Há dias, em Torres Novas, Ana Maria Magalhães foi almoçar com professores de uma escola onde tinha ido falar dos livros que escreve com Isabel Alçada. Numa mesa próxima estavam sentados docentes de outro estabelecimento de ensino. Um deles não perdeu a oportunidade: “Diga à sua amiga que acabe depressa com os professores titulares, porque eu dou aulas há 30 anos e sempre tive amigos, mas desde que sou titular só tenho inimigos.”
Convidadas por outros professores, as duas autoras tornaram-se uma presença habitual nas escolas. Por causa dos seus livros da série juvenil Uma Aventura e também, desde 2006, no caso de Isabel Alçada, por ser, a convite de Maria de Lurdes Rodrigues, a comissária do Plano Nacional de Leitura (PNL), criado para reconciliar crianças e jovens com a palavra escrita.
Nos últimos anos, ambas foram testemunhas das feridas abertas nas escolas por algumas das medidas aplicadas pela anterior ministra. Como aquela de que se queixava o professor de Torres Novas. Pela primeira vez, a carreira docente foi dividida em duas categorias hierárquicas e no acesso àquela que é superior, a dos titulares, privilegiou-se o exercício de cargos, em detrimento da qualidade na sala de aula.
Aposentada há poucos anos, Ana Maria Magalhães respira de alívio: “Não tive de aturar o que se passou.” Só que agora a sua amiga Isabel Alçada é ministra da Educação. É a primeira vez que este cargo é ocupado por uma professora do ensino básico, mais precisamente do 2.º ciclo. Foi um deles e esta é uma condição que os professores não vão deixar esquecer.
Ana Maria Magalhães assegura que transmitiu o recado de Torres Novas “exactamente” como lhe foi dito. Não foi o primeiro, nem terá sido o último. Diz que “não é possível fazer nada com os agentes de ensino revoltados”. Está disponível: sempre que receber um recado das escolas por onde andar, há-de fazê-lo chegar à ministra. “E ela quererá ouvi-lo”, tem a certeza.

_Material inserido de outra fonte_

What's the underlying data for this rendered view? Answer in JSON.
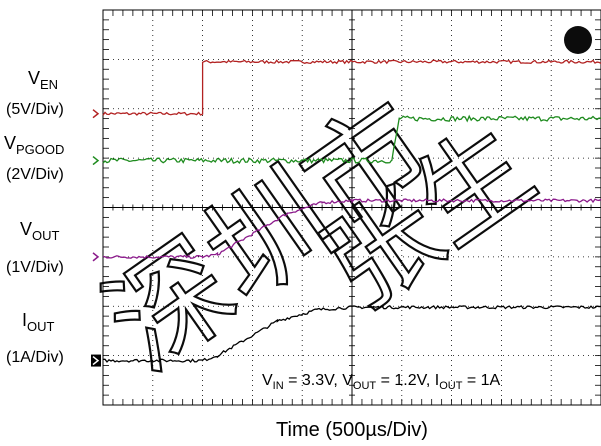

Quando a nova ministra tomou posse, fez ontem um mês, o conselho científico da Escola Superior de Educação (ESE) de Lisboa, que forma docentes do básico e onde Isabel Alçada trabalhou desde 1986 ― depois de ter leccionado na então preparatória Fernando Pessoa e de concluir um mestrado em Boston, EUA ― votou, por unanimidade, uma mensagem de congratulação, onde se pedia: “Escute a voz dos professores.”
Na semana passada, o Ministério da Educação (ME) deu como morto o actual modelo de avaliação dos professores. Anteontem confirmou que quer acabar com a divisão da carreira docente, embora tenha proposto novas limitações à progressão na profissão, o que deixa antever novas fricções e provocou já críticas mesmo entre aqueles que não poupam elogios à ministra, como é o caso de Ramiro Marques, autor do blogue Profavaliação. “Mais do mesmo, sob outro estilo?” Ele espera que não.